19th-century Jewish editor and publisher

Abraham Dov Bär ben David Flahm (Hebrew: אברהם דובערוש בן דוד פלאהם) was the editor and publisher of the Dubner Maggid.

== Work ==
After finding papers in a Mezritch synagogue left over by the Dubner Maggid 40 years before, including two letters from the Gaon of Vilna to the Maggid, Flahm began editing the writings. Following the Maggid's history he contacted the Maggid's son, and received permission to print his father's writings. The year of the first published book of his was depicted in Gematria as the "year of the flame" - pertaining to his family name which in German means flame.

For over 40 years he continued refining his works, while adding his own commentary, and prefaces with the history of the Maggid.

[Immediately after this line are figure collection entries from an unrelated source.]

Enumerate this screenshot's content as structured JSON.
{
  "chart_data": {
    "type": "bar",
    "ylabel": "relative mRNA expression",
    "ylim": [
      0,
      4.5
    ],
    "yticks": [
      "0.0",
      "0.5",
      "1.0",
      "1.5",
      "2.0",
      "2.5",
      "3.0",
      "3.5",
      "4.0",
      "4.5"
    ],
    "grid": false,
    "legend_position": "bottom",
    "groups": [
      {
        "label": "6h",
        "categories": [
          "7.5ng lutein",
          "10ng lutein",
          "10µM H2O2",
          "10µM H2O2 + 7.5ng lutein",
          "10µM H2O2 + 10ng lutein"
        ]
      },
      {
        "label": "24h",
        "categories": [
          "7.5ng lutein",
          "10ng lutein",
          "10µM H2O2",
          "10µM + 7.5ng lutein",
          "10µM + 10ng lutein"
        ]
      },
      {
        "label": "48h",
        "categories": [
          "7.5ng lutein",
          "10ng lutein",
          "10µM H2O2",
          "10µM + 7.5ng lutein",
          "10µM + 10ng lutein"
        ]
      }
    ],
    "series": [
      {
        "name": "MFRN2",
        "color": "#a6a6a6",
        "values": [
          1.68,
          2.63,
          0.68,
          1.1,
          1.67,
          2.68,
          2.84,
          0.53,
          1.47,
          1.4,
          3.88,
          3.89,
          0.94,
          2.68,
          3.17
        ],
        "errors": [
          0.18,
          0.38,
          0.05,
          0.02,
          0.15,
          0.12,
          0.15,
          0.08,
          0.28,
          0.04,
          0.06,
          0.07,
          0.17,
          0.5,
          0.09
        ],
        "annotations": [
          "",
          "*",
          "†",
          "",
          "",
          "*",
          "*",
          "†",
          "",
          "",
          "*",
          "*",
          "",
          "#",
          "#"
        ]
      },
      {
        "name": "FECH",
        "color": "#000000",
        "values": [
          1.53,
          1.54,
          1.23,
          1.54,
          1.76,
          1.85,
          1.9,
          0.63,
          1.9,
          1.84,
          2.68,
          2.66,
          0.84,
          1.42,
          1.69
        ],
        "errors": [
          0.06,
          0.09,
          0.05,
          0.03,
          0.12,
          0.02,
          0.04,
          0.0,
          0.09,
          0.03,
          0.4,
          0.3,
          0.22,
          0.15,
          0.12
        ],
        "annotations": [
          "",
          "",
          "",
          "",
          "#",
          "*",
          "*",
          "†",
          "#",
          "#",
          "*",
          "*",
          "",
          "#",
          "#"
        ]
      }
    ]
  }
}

In 1886, four years after he began publishing, several different publishers "restored" the original parables, removing Flahm's remarks. Flahm put a notice in the yearly published Hagada that the original parables were extracted from unintelligible writings, and many times had parts needing completion which he himself had written. Following this letter, all published printings referring to the Maggid of Dubna added a reference to the original editor.

Originals of many of the first publishing of Flahm can be found at the Jewish National and University Library.

It is highly probable that Abraham Dov was family to the Maggid of Lutzk Rabbi Shlomo Flam, the teacher of the Grand Rabbi of Belz and the student of the Maggid of Mezritch.